Aw, thanks you guys. It means a lot to me.
that is super super stuff. looking forward to buying the book at PFest
This paragraph towards the end nearly made me cry because it sums up exactly why I love what I do and why I love working in a community acupuncture clinic.
“…giving people the option of trying something positive, giving them back a choice, is itself empowering. And we also believe that equalizing access is beneficial not only to lower-class people and people facing chronic health problems, but to everyone. A society where access to positive choices is more equal is one that values fairness: a healthier society.”
There are many pieces of Chinese medicine that I find edifying, but all pale in comparison to this piece.

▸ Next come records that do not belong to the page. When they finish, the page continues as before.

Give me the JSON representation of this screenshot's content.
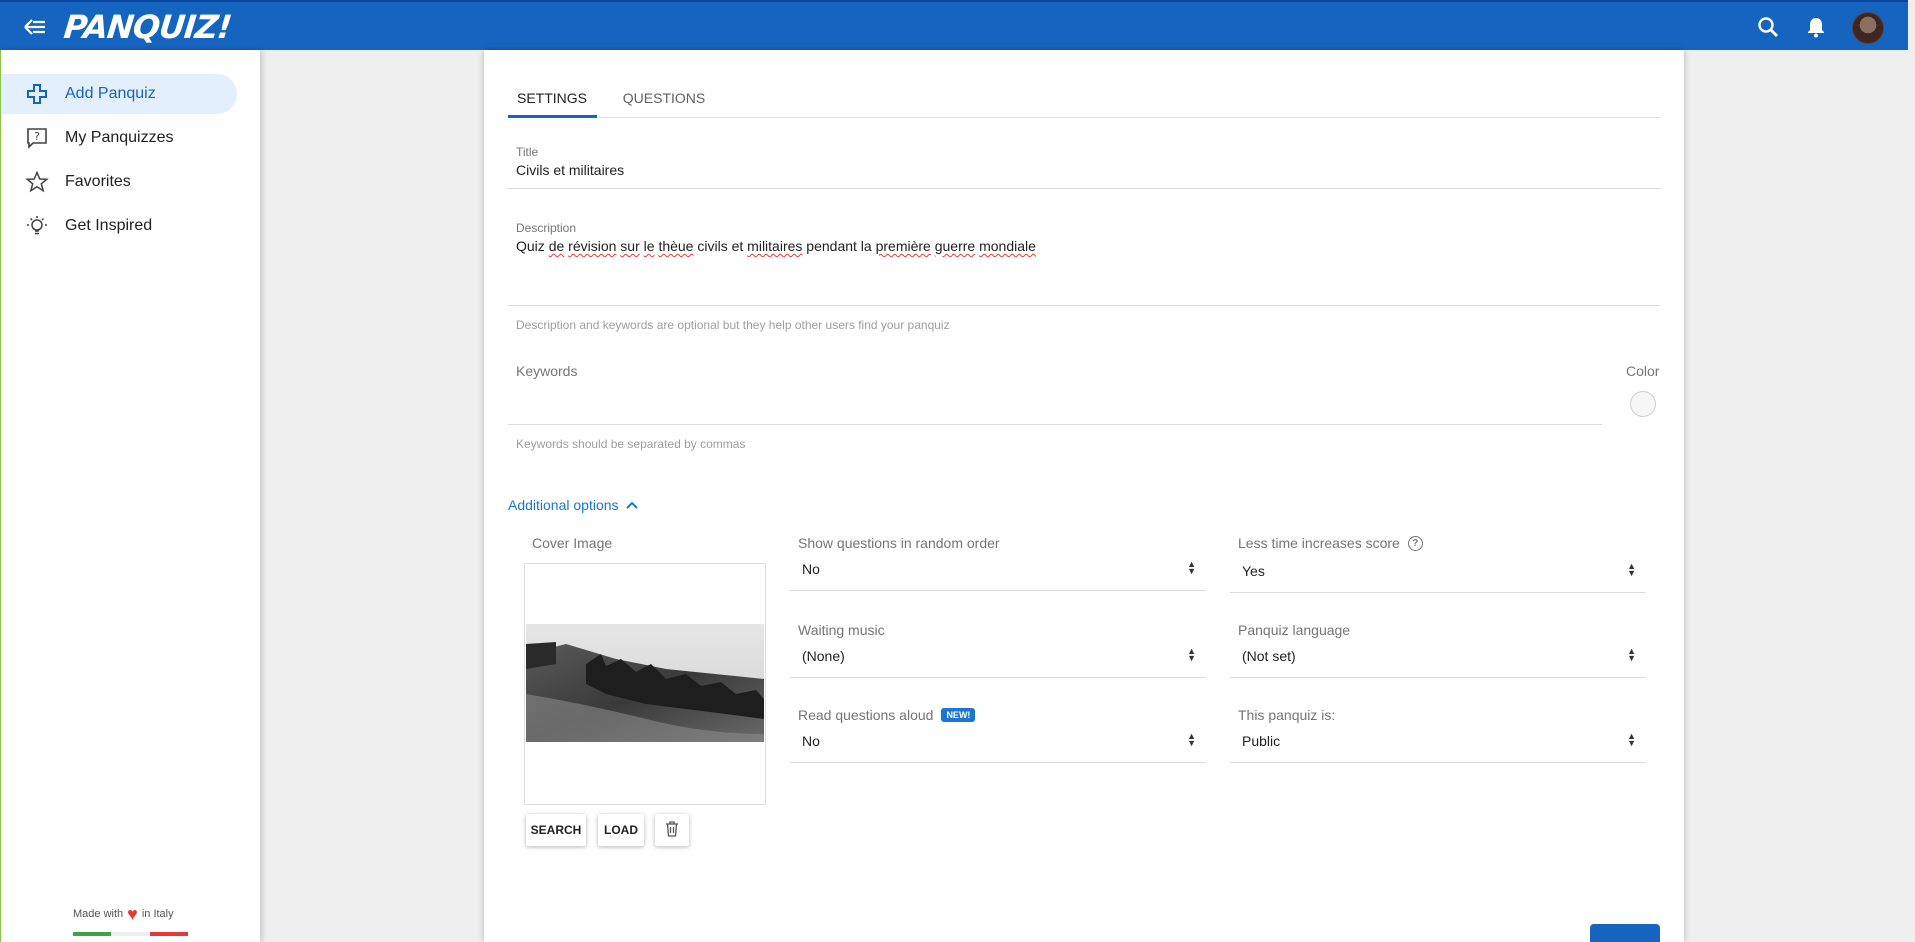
{
  "app": {
    "logo_text": "PANQUIZ!"
  },
  "topbar": {
    "back_icon": "arrow-left-icon",
    "search_icon": "search-icon",
    "bell_icon": "bell-icon",
    "avatar_icon": "avatar"
  },
  "sidebar": {
    "items": [
      {
        "label": "Add Panquiz",
        "icon": "plus-icon",
        "active": true
      },
      {
        "label": "My Panquizzes",
        "icon": "question-comment-icon",
        "active": false
      },
      {
        "label": "Favorites",
        "icon": "star-icon",
        "active": false
      },
      {
        "label": "Get Inspired",
        "icon": "lightbulb-icon",
        "active": false
      }
    ],
    "footer": {
      "made_with": "Made with",
      "in_italy": "in Italy",
      "heart": "♥"
    }
  },
  "tabs": [
    {
      "label": "SETTINGS",
      "active": true
    },
    {
      "label": "QUESTIONS",
      "active": false
    }
  ],
  "form": {
    "title": {
      "label": "Title",
      "value": "Civils et militaires"
    },
    "description": {
      "label": "Description",
      "value_parts": [
        "Quiz ",
        "de",
        " ",
        "révision",
        " ",
        "sur",
        " ",
        "le",
        " ",
        "thèue",
        " civils et ",
        "militaires",
        " pendant la ",
        "première",
        " ",
        "guerre",
        " ",
        "mondiale"
      ]
    },
    "description_hint": "Description and keywords are optional but they help other users find your panquiz",
    "keywords": {
      "label": "Keywords",
      "value": "",
      "hint": "Keywords should be separated by commas"
    },
    "color": {
      "label": "Color",
      "value": "#f7f7f7"
    },
    "additional_options": "Additional options"
  },
  "cover": {
    "label": "Cover Image",
    "buttons": {
      "search": "SEARCH",
      "load": "LOAD",
      "delete_icon": "trash-icon"
    }
  },
  "options": {
    "random_order": {
      "label": "Show questions in random order",
      "value": "No"
    },
    "waiting_music": {
      "label": "Waiting music",
      "value": "(None)"
    },
    "read_aloud": {
      "label": "Read questions aloud",
      "badge": "NEW!",
      "value": "No"
    },
    "less_time": {
      "label": "Less time increases score",
      "help": "?",
      "value": "Yes"
    },
    "language": {
      "label": "Panquiz language",
      "value": "(Not set)"
    },
    "visibility": {
      "label": "This panquiz is:",
      "value": "Public"
    }
  },
  "colors": {
    "primary": "#1565c0",
    "accent": "#1976d2",
    "active_bg": "#e3effc",
    "flag_green": "#43a047",
    "flag_white": "#eeeeee",
    "flag_red": "#e53935"
  }
}
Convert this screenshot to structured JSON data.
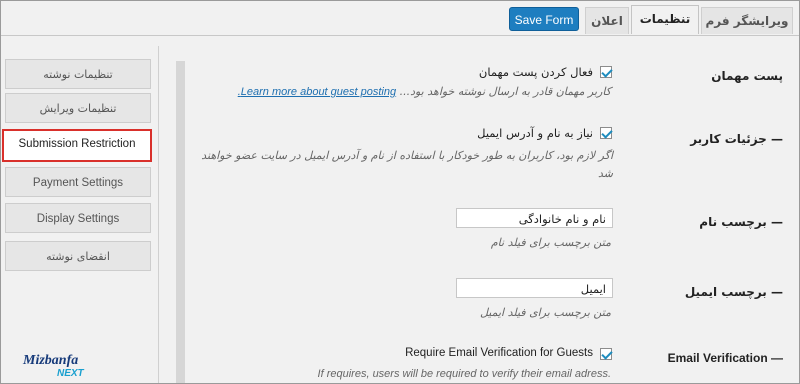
{
  "tabs": {
    "form_editor": "ویرایشگر فرم",
    "settings": "تنظیمات",
    "notifications": "اعلان"
  },
  "toolbar": {
    "save_label": "Save Form"
  },
  "menu": {
    "items": [
      "تنظیمات نوشته",
      "تنظیمات ویرایش",
      "Submission Restriction",
      "Payment Settings",
      "Display Settings",
      "انقضای نوشته"
    ],
    "active": "Submission Restriction"
  },
  "settings": {
    "guest_post": {
      "label": "پست مهمان",
      "checkbox_label": "فعال کردن پست مهمان",
      "description": "کاربر مهمان قادر به ارسال نوشته خواهد بود...",
      "link_text": "Learn more about guest posting.",
      "checked": true
    },
    "user_details": {
      "label": "— جزئیات کاربر",
      "checkbox_label": "نیاز به نام و آدرس ایمیل",
      "description": "اگر لازم بود، کاربران به طور خودکار با استفاده از نام و آدرس ایمیل در سایت عضو خواهند شد",
      "checked": true
    },
    "name_label": {
      "label": "— برچسب نام",
      "value": "نام و نام خانوادگی",
      "description": "متن برچسب برای فیلد نام"
    },
    "email_label": {
      "label": "— برچسب ایمیل",
      "value": "ایمیل",
      "description": "متن برچسب برای فیلد ایمیل"
    },
    "email_verification": {
      "label": "Email Verification —",
      "checkbox_label": "Require Email Verification for Guests",
      "description": "If requires, users will be required to verify their email adress.",
      "checked": true
    }
  },
  "logo": {
    "line1": "Mizbanfa",
    "line2": "NEXT"
  },
  "colors": {
    "accent": "#1e7ec0",
    "highlight_border": "#d9302b",
    "link": "#1e6fb0"
  }
}
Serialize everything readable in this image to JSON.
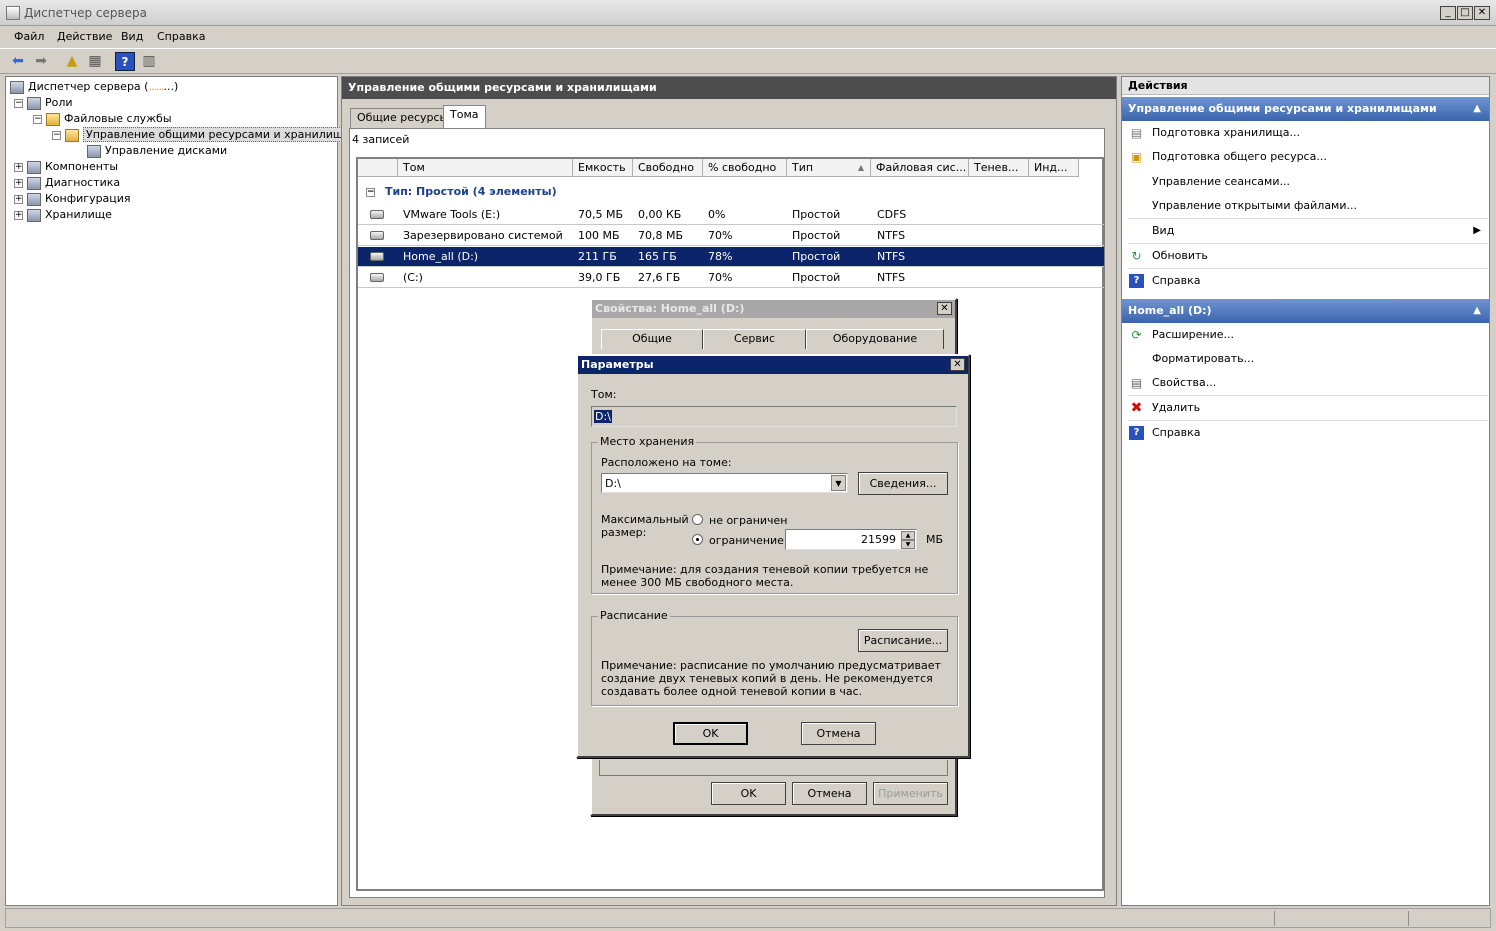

When I attended my first CAN training 4 years ago, you asked us to introduce ourselves to you and to the group, and when it came my turn, I said, “My name is Brent, and you screwed up my life!” Of course, my tongue was lodged squarely in my cheek as I said it, but I had just read The Remedy and that was what did it. I too read it in one sitting, and from there, going back was no longer an option. You and Skip then proceeded to “screw up” my life even more, a habit you have both continued in the time since. That’s something for which I thank the powers every day. CA truly has become a THING, and it’s a thing I couldn’t be more grateful for. Congratulations on another groundbreaking step.
I have recently inherited my husband’s under-used Kindle fire (after leaving my Kindle on the plane coming back from the BDC workshop!) and this is the first thing I’m putting on it! So excited to read it 🙂
Congratulations on the publication! It is interesting to think about the fractal metaphor, as acupuncture like both noodles and broccoli. Also thinking about Things as gatherings or matters-of-concern.